After the data is read, two calls to rbind are made to combine the rows of X_train with X_test and subject_train with subject_test, and y_train with y_test to create three new data.frames which are called 'X_data' and 'subjects' and 'activities'.
Next the file "UCI_HAR_Dataset/activity_labels.txt" is read in, and then the activity column of the activies data.frame (which contains integer activity ids) is replaced with the corresponding names of the activies. The activities column in now a factor variable.
Grep is used on the features data.frame to get the names of the "good columns" that should be kept in the final dataset. Subset is used to reduce X_data using the good columns. This step is simplified by the fact that we have not yet combined the X_data with the activities and subjects.
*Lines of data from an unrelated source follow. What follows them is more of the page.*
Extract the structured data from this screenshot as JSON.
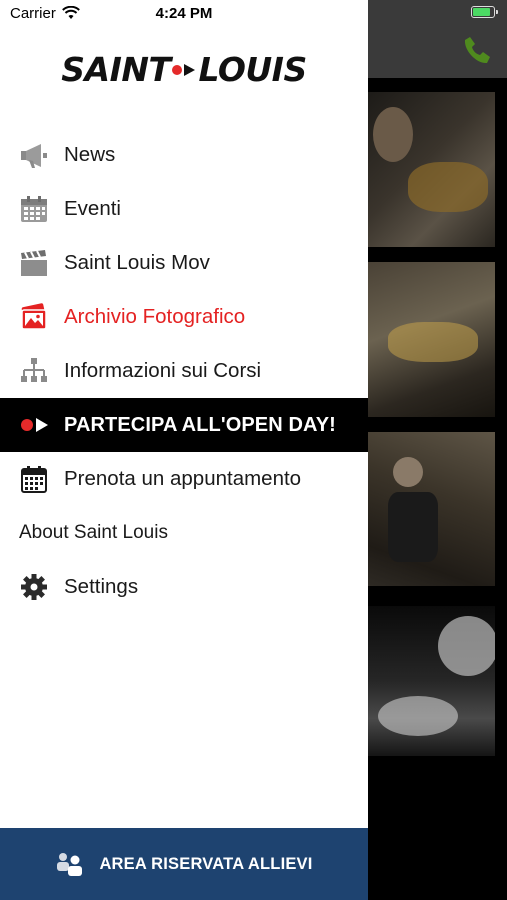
{
  "status_bar": {
    "carrier": "Carrier",
    "time": "4:24 PM"
  },
  "logo": {
    "left": "SAINT",
    "right": "LOUIS"
  },
  "menu": {
    "items": [
      {
        "label": "News",
        "icon": "megaphone-icon"
      },
      {
        "label": "Eventi",
        "icon": "calendar-icon"
      },
      {
        "label": "Saint Louis Mov",
        "icon": "clapperboard-icon"
      },
      {
        "label": "Archivio Fotografico",
        "icon": "photo-gallery-icon"
      },
      {
        "label": "Informazioni sui Corsi",
        "icon": "sitemap-icon"
      },
      {
        "label": "PARTECIPA ALL'OPEN DAY!",
        "icon": "record-play-icon"
      },
      {
        "label": "Prenota un appuntamento",
        "icon": "calendar-grid-icon"
      },
      {
        "label": "About Saint Louis"
      },
      {
        "label": "Settings",
        "icon": "gear-icon"
      }
    ]
  },
  "bottom_bar": {
    "label": "AREA RISERVATA ALLIEVI",
    "icon": "users-icon"
  },
  "colors": {
    "accent_red": "#e42222",
    "bar_blue": "#1e4370",
    "phone_green": "#4f8a1e"
  }
}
X_data is replaced one more time by using cbind to combine columns of the three separate parts of the dataset (subject, activity, X_data). At this point X_data contains only the 'good' data in the correct form.
Two more calls are made to replace X_data, the first uses arrange to put the data in subject and activity order. (Not strictly required, but nice to do.) The second uses group_by to create groups based on subject and activity.
Finally, a call is made to the dplyr function 'summarise_each' which applies mean against all of the non-group defining variables in X_data. This is the value that is returned by the function.
After the function definitions, there are only two executable lines of code. The first calls run_analysis() and stores the value in a variable. The second uses write.table() to store the finished dataset in a file called "tidy_UCI_HAR.txt".